After speaking to myself and contemplating my decision I leave my room and head to the kitchen. I make a smoothie for myself and pour it into a sipper and leave to collect my paycheck. I also have to drop by at the University to borrow some books from the library, I'll need something to read on the plane.

I get into my car and blast some music when my mother calls abruptly, I pick up immediately.

"Hello Mom, what's up, I miss you", I say greeting her.

"Hey Amiee, I miss you too, I've been worried for you, have you packed everything? Do you have enough money? Should I transfer some to your bank account? I know you don't like taking money from us but please let me do something for you", my mother says all this in one breath.

"Chill mom, take a deep breath, I am fine, I packed everything, I have plenty of money don't worry and yes I hate when you do that so please don't do it", I smile and say.

"God Amiee, you are going to make me old faster than nature, you've been living alone since 17 and now going to Paris all alone".

"Mom it's fine, I am a big girl now, you don't need to worry about me".

"You know I'll always worry about you".

"I know Mom, I love you, I'll take care I promise"

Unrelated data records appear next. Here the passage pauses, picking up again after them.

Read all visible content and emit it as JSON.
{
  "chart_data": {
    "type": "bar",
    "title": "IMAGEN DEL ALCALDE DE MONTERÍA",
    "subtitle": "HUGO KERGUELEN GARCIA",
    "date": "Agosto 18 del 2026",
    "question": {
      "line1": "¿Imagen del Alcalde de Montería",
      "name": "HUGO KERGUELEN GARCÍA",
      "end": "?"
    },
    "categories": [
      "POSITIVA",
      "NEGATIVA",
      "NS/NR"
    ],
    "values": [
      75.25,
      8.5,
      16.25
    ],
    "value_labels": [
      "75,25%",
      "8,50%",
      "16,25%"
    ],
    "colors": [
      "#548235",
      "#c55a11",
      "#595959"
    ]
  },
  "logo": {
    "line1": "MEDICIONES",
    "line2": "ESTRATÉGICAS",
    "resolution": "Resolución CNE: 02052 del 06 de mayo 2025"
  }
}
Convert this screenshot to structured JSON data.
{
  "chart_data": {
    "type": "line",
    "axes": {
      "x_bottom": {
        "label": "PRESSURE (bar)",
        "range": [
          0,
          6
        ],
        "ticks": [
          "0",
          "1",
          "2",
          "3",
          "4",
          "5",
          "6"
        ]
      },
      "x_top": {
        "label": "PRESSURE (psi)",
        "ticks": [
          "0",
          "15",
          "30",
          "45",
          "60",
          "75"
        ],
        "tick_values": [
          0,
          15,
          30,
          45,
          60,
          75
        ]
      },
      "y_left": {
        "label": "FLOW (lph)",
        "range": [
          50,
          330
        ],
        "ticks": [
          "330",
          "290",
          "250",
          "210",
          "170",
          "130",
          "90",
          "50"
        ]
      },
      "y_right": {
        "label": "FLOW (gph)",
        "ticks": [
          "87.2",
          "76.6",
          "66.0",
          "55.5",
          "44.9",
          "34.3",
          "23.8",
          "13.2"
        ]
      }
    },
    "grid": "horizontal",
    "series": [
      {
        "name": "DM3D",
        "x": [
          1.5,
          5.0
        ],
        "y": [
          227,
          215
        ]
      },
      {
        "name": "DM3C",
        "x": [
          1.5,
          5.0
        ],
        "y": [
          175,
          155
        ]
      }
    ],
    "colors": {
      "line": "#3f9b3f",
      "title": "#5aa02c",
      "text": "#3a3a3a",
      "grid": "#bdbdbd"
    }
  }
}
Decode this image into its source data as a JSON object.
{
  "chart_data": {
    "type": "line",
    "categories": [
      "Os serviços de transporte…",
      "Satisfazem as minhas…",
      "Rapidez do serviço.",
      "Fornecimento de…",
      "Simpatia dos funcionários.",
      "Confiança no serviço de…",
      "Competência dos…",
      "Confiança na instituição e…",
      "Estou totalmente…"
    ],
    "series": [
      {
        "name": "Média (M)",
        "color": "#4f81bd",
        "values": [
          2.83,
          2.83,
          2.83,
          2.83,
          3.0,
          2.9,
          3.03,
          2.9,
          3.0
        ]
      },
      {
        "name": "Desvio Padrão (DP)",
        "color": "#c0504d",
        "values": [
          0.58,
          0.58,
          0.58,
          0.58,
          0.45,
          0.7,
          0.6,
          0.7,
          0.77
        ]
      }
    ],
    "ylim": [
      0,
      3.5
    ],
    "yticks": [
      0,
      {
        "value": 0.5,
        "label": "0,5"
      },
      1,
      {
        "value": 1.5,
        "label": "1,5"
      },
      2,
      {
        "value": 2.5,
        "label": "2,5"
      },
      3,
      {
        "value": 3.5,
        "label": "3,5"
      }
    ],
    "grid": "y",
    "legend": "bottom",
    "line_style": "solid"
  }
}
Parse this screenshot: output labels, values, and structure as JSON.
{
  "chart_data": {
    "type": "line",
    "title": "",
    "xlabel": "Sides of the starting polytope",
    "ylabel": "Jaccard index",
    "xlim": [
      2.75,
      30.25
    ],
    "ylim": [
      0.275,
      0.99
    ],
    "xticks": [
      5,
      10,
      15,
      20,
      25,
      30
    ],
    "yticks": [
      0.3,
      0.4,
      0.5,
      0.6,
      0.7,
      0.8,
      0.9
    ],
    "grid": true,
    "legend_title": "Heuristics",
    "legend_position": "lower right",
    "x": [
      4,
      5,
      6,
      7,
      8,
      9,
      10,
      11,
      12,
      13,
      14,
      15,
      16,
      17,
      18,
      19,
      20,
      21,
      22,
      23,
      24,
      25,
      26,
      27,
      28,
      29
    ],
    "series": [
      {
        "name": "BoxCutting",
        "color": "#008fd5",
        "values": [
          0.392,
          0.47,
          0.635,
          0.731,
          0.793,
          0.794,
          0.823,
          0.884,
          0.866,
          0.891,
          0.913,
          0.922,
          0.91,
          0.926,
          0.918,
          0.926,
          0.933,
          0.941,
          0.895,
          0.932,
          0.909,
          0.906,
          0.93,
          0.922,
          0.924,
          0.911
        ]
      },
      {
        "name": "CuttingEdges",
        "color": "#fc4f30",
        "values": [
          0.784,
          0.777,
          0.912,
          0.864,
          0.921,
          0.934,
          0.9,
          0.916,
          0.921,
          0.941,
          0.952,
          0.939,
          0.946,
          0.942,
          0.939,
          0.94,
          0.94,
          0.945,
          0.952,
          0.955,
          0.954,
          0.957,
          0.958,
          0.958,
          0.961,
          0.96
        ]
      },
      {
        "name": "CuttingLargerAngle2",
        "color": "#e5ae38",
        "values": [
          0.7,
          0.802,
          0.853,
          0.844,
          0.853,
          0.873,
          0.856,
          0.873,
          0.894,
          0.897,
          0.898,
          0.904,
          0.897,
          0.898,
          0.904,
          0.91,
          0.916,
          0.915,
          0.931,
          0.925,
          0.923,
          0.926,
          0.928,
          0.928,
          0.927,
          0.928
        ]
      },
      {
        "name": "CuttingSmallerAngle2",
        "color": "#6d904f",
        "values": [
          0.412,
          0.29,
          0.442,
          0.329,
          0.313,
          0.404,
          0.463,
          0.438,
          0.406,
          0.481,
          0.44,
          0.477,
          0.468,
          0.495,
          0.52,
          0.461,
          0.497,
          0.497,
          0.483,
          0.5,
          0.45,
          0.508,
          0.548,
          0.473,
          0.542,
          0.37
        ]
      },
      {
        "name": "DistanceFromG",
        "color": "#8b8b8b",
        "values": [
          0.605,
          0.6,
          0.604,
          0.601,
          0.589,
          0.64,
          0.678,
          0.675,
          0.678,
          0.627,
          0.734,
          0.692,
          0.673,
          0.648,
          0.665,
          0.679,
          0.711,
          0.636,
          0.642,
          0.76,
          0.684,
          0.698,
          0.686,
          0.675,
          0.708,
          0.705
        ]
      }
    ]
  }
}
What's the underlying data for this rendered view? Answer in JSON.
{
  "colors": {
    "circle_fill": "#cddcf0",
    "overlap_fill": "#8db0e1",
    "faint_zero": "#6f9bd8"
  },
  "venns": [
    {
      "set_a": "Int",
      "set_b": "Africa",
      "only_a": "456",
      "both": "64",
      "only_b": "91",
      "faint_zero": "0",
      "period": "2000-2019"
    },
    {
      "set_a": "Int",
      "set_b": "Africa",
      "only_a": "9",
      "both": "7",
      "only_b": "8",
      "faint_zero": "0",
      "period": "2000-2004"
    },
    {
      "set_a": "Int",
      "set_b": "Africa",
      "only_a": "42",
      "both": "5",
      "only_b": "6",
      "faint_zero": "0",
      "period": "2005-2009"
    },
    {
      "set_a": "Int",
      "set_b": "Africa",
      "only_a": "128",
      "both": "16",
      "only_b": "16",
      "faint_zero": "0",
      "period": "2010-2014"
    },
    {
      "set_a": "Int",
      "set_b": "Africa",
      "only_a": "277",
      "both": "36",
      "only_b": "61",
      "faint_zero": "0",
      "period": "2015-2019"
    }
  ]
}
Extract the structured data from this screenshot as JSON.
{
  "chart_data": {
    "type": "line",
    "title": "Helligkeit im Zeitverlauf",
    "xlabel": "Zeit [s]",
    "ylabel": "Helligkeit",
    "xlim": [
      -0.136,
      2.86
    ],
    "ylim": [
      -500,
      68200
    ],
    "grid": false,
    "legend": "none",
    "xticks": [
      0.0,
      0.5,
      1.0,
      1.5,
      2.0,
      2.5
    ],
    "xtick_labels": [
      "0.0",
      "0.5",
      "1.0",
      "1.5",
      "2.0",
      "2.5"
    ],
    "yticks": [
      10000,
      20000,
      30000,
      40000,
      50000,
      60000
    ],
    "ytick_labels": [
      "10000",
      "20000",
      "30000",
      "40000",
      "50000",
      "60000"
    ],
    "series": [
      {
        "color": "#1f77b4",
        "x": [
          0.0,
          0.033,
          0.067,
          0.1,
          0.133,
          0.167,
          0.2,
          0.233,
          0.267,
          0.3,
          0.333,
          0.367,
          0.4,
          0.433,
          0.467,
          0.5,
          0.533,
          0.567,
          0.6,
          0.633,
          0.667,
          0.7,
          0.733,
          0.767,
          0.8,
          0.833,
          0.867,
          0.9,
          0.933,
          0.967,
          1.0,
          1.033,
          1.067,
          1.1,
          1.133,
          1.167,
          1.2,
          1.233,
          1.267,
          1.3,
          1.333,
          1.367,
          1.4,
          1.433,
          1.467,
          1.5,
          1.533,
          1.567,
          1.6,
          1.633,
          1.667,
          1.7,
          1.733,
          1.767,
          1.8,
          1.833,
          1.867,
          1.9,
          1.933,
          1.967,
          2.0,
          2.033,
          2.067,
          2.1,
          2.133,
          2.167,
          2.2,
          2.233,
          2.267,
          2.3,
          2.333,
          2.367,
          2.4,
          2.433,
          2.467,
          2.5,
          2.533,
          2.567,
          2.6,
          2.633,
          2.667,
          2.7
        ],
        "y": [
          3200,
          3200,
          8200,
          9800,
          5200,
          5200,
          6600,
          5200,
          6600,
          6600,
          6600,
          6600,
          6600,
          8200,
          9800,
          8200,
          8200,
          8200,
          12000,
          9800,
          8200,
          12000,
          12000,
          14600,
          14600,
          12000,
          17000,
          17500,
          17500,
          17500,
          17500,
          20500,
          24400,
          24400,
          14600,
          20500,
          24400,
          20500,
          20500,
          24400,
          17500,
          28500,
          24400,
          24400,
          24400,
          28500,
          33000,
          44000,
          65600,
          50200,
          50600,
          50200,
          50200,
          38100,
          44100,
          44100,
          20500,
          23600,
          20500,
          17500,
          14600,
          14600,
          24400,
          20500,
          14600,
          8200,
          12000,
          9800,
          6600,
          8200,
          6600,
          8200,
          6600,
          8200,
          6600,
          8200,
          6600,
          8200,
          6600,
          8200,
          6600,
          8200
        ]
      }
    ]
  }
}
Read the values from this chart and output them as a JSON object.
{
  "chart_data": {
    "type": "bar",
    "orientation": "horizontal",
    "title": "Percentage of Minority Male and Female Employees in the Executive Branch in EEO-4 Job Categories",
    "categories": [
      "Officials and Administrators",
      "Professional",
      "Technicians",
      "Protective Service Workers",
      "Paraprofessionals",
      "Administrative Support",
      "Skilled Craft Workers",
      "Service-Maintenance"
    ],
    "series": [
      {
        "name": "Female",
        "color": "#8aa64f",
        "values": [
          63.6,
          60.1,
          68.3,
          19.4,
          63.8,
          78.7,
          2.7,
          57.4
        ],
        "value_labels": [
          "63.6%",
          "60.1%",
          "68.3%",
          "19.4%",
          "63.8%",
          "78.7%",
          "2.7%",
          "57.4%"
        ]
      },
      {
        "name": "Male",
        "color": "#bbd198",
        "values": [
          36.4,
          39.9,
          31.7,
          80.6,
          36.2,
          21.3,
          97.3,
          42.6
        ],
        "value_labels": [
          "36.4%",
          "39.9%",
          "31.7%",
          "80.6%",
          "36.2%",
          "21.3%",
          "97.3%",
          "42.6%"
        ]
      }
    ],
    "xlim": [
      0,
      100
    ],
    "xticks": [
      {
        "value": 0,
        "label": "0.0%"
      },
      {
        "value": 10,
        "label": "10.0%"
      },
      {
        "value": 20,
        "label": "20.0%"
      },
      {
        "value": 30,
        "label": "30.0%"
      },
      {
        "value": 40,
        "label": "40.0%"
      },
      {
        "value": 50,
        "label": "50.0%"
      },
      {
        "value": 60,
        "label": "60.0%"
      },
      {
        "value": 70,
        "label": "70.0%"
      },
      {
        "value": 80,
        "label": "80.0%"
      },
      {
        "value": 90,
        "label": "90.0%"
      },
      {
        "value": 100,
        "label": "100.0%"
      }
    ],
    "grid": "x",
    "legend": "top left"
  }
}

I hear my mom sign through the phone.

"Are you sure about this Amiee, it's not safe to go all alone to a new place, especially if you haven't ever travelled alone, what if you get lost, what if you get kidnapped? You know all these things right?".

Truth to be told, I am scared too. I hear so many cases about rape, murder, abduction, people going missing and stuff but I don't want to hold back because of these things. Ofcourse I'll be careful but I don't wanna be scared for all my life.

"Mom, it's gonna be great, trust me. I gotta go now, I'll call you later. Love you".

"Love you Amiee, take care". She says sadly and cuts the phone.

After speaking to my mom, I am having anxiety about this whole trip, am I making the right decision?